Topology generated by collection of real valued functions on X

Question

I came across with a theorem on Folland's Real Analysis. The theorem is as follows:

Let $X$ be a set, $F:$ collection of $\mathbb{R}$-valued functions on $X$, $\tau$: weak topology generated by $F$.(The smallest topology on $X$ contanining $F$). Then, $\tau$ is Hausdorff $\iff \forall x,y \in X $ with $x \neq y$, $\exists f \in F$ s.t. $f(x)\neq f(y)$.

I proved the $(\impliedby)$ part. I am taking distinct $x,y$ elements and I have that $f(x) \neq f(y)$. I take two disjoint open sets in $\mathbb{R}$ s.t. one contains $f(x)$ and the other contains $f(y)$. Then the preimages of these sets give us two disjoint open sets containing $x$ and $y$ relatively.
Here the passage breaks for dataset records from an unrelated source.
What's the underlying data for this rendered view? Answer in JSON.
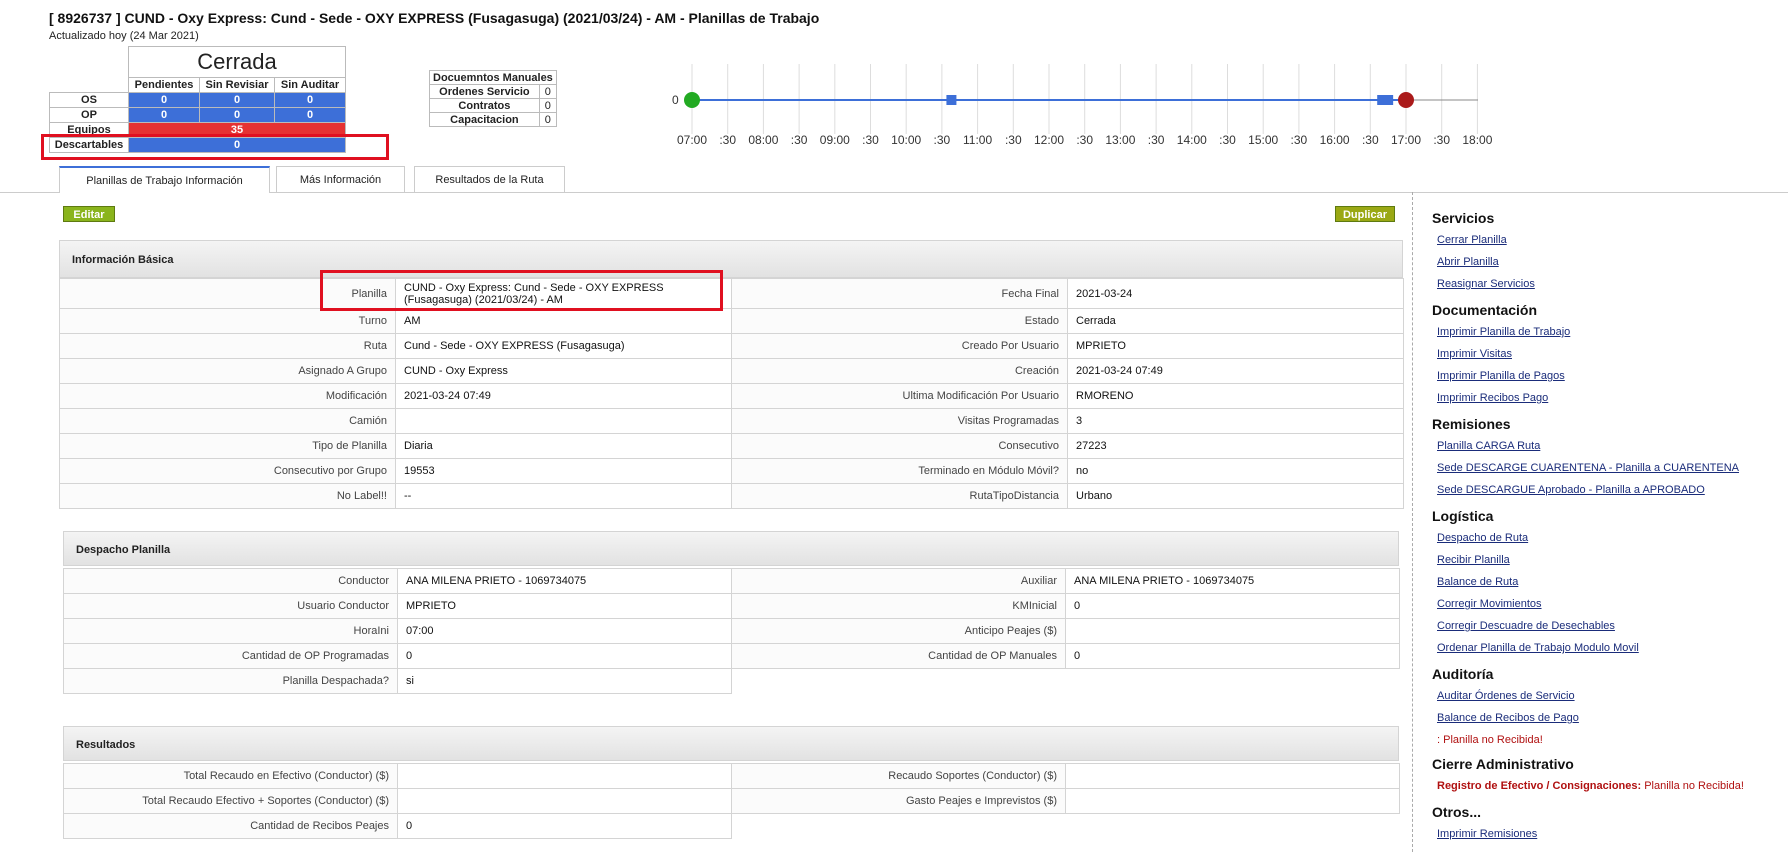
{
  "header": {
    "title": "[ 8926737 ] CUND - Oxy Express: Cund - Sede - OXY EXPRESS (Fusagasuga) (2021/03/24) - AM - Planillas de Trabajo",
    "updated": "Actualizado hoy (24 Mar 2021)"
  },
  "summary": {
    "status": "Cerrada",
    "columns": [
      "Pendientes",
      "Sin Revisiar",
      "Sin Auditar"
    ],
    "rows": [
      {
        "label": "OS",
        "values": [
          "0",
          "0",
          "0"
        ]
      },
      {
        "label": "OP",
        "values": [
          "0",
          "0",
          "0"
        ]
      }
    ],
    "equipos": {
      "label": "Equipos",
      "value": "35"
    },
    "descartables": {
      "label": "Descartables",
      "value": "0"
    }
  },
  "manual_docs": {
    "title": "Docuemntos Manuales",
    "rows": [
      {
        "label": "Ordenes Servicio",
        "value": "0"
      },
      {
        "label": "Contratos",
        "value": "0"
      },
      {
        "label": "Capacitacion",
        "value": "0"
      }
    ]
  },
  "timeline": {
    "start_label": "0",
    "ticks": [
      "07:00",
      ":30",
      "08:00",
      ":30",
      "09:00",
      ":30",
      "10:00",
      ":30",
      "11:00",
      ":30",
      "12:00",
      ":30",
      "13:00",
      ":30",
      "14:00",
      ":30",
      "15:00",
      ":30",
      "16:00",
      ":30",
      "17:00",
      ":30",
      "18:00"
    ],
    "markers": [
      {
        "type": "start",
        "time": "07:00",
        "color": "#22aa22"
      },
      {
        "type": "visit",
        "time": "10:38",
        "color": "#3d6fd8"
      },
      {
        "type": "visit",
        "time": "16:40",
        "color": "#3d6fd8"
      },
      {
        "type": "visit",
        "time": "16:45",
        "color": "#3d6fd8"
      },
      {
        "type": "end",
        "time": "17:00",
        "color": "#aa1a1a"
      }
    ]
  },
  "tabs": [
    {
      "label": "Planillas de Trabajo Información",
      "active": true
    },
    {
      "label": "Más Información",
      "active": false
    },
    {
      "label": "Resultados de la Ruta",
      "active": false
    }
  ],
  "buttons": {
    "edit": "Editar",
    "duplicate": "Duplicar"
  },
  "basic_info": {
    "title": "Información Básica",
    "rows": [
      [
        "Planilla",
        "CUND - Oxy Express: Cund - Sede - OXY EXPRESS (Fusagasuga) (2021/03/24) - AM",
        "Fecha Final",
        "2021-03-24"
      ],
      [
        "Turno",
        "AM",
        "Estado",
        "Cerrada"
      ],
      [
        "Ruta",
        "Cund - Sede - OXY EXPRESS (Fusagasuga)",
        "Creado Por Usuario",
        "MPRIETO"
      ],
      [
        "Asignado A Grupo",
        "CUND - Oxy Express",
        "Creación",
        "2021-03-24 07:49"
      ],
      [
        "Modificación",
        "2021-03-24 07:49",
        "Ultima Modificación Por Usuario",
        "RMORENO"
      ],
      [
        "Camión",
        "",
        "Visitas Programadas",
        "3"
      ],
      [
        "Tipo de Planilla",
        "Diaria",
        "Consecutivo",
        "27223"
      ],
      [
        "Consecutivo por Grupo",
        "19553",
        "Terminado en Módulo Móvil?",
        "no"
      ],
      [
        "No Label!!",
        "--",
        "RutaTipoDistancia",
        "Urbano"
      ]
    ]
  },
  "dispatch": {
    "title": "Despacho Planilla",
    "rows": [
      [
        "Conductor",
        "ANA MILENA PRIETO - 1069734075",
        "Auxiliar",
        "ANA MILENA PRIETO - 1069734075"
      ],
      [
        "Usuario Conductor",
        "MPRIETO",
        "KMInicial",
        "0"
      ],
      [
        "HoraIni",
        "07:00",
        "Anticipo Peajes ($)",
        ""
      ],
      [
        "Cantidad de OP Programadas",
        "0",
        "Cantidad de OP Manuales",
        "0"
      ],
      [
        "Planilla Despachada?",
        "si"
      ]
    ]
  },
  "results": {
    "title": "Resultados",
    "rows": [
      [
        "Total Recaudo en Efectivo (Conductor) ($)",
        "",
        "Recaudo Soportes (Conductor) ($)",
        ""
      ],
      [
        "Total Recaudo Efectivo + Soportes (Conductor) ($)",
        "",
        "Gasto Peajes e Imprevistos ($)",
        ""
      ],
      [
        "Cantidad de Recibos Peajes",
        "0"
      ]
    ]
  },
  "sidebar": {
    "servicios": {
      "title": "Servicios",
      "links": [
        "Cerrar Planilla",
        "Abrir Planilla",
        "Reasignar Servicios"
      ]
    },
    "documentacion": {
      "title": "Documentación",
      "links": [
        "Imprimir Planilla de Trabajo",
        "Imprimir Visitas",
        "Imprimir Planilla de Pagos",
        "Imprimir Recibos Pago"
      ]
    },
    "remisiones": {
      "title": "Remisiones",
      "links": [
        "Planilla CARGA Ruta",
        "Sede DESCARGE CUARENTENA - Planilla a CUARENTENA",
        "Sede DESCARGUE Aprobado - Planilla a APROBADO"
      ]
    },
    "logistica": {
      "title": "Logística",
      "links": [
        "Despacho de Ruta",
        "Recibir Planilla",
        "Balance de Ruta",
        "Corregir Movimientos",
        "Corregir Descuadre de Desechables",
        "Ordenar Planilla de Trabajo Modulo Movil"
      ]
    },
    "auditoria": {
      "title": "Auditoría",
      "links": [
        "Auditar Órdenes de Servicio",
        "Balance de Recibos de Pago"
      ],
      "note": ": Planilla no Recibida!"
    },
    "cierre": {
      "title": "Cierre Administrativo",
      "label": "Registro de Efectivo / Consignaciones:",
      "status": "Planilla no Recibida!"
    },
    "otros": {
      "title": "Otros...",
      "links": [
        "Imprimir Remisiones"
      ]
    }
  },
  "colors": {
    "accent_blue": "#3d6fd8",
    "red": "#e63232",
    "green_button": "#8ab41c",
    "highlight": "#e01020"
  }
}
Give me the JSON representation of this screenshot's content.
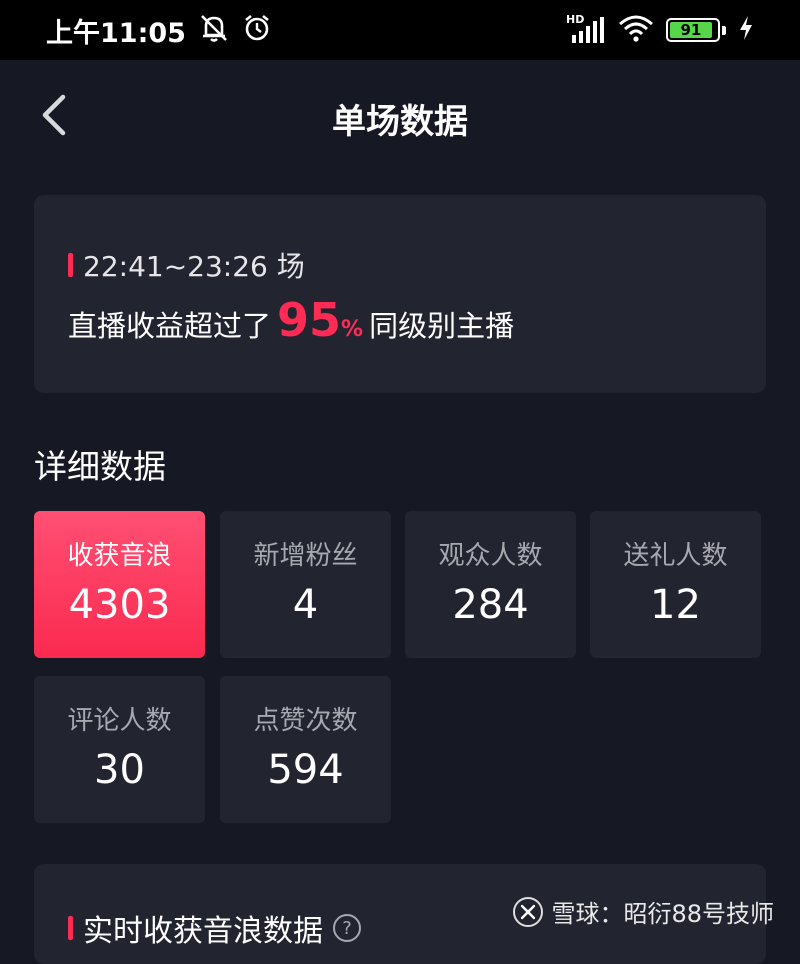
{
  "status_bar": {
    "time": "上午11:05",
    "network_label": "HD",
    "battery_level": "91",
    "battery_fraction": 0.91
  },
  "nav": {
    "title": "单场数据",
    "back_icon": "chevron-left-icon"
  },
  "summary": {
    "session": "22:41~23:26 场",
    "ranking_prefix": "直播收益超过了",
    "ranking_value": "95",
    "ranking_unit": "%",
    "ranking_suffix": "同级别主播"
  },
  "details": {
    "title": "详细数据",
    "metrics": [
      {
        "label": "收获音浪",
        "value": "4303"
      },
      {
        "label": "新增粉丝",
        "value": "4"
      },
      {
        "label": "观众人数",
        "value": "284"
      },
      {
        "label": "送礼人数",
        "value": "12"
      },
      {
        "label": "评论人数",
        "value": "30"
      },
      {
        "label": "点赞次数",
        "value": "594"
      }
    ]
  },
  "realtime": {
    "title": "实时收获音浪数据",
    "help_icon": "question-mark-icon"
  },
  "watermark": {
    "text": "雪球：昭衍88号技师"
  },
  "colors": {
    "accent": "#fe2c55",
    "background": "#161823",
    "card": "#222430",
    "battery": "#58d64a"
  }
}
However, I could not prove the $(\implies)$ part and need some help.

Answer 1

In this long answer I explain what a base for this topology generated by $\mathcal{F}$ looks like: sets of the form $f^{-1}[O]$ where $f \in \mathcal{F}$, $O \subset \mathbb{R}$ form a subbase for this topology, so a basic element $B$ for a point $x$ is of the form:

$$B= \cap_{i=1}^{n} (f_i)^{-1}[O_i], \text{ where } n \in\mathbb{N}, f_i \in \mathcal{F}, O_i \subset \mathbb{R} \text{ open.}$$

Now if we had two points $x$ and $y$ that could not be separated by some member from $ \mathcal{F}$, i.e. $\forall f \in \mathcal{F}: f(x)=f(y)$, then for any $B$ of the above form, where $x \in B$, we know that for all $1\le i \le n$: $f_i(y) = f_i(x) \in O_i$ so $y \in B$ and vice versa. So for all open sets $O$ in this initial topology we have $x \in O \leftrightarrow y\in O$. So the space can then not be Hausdorff as witnessed by $x$ and $y$. So by contraposition, if $X$ is Hausdorff some function from $ \mathcal{F}$ assumes different values on $x$ and $y$.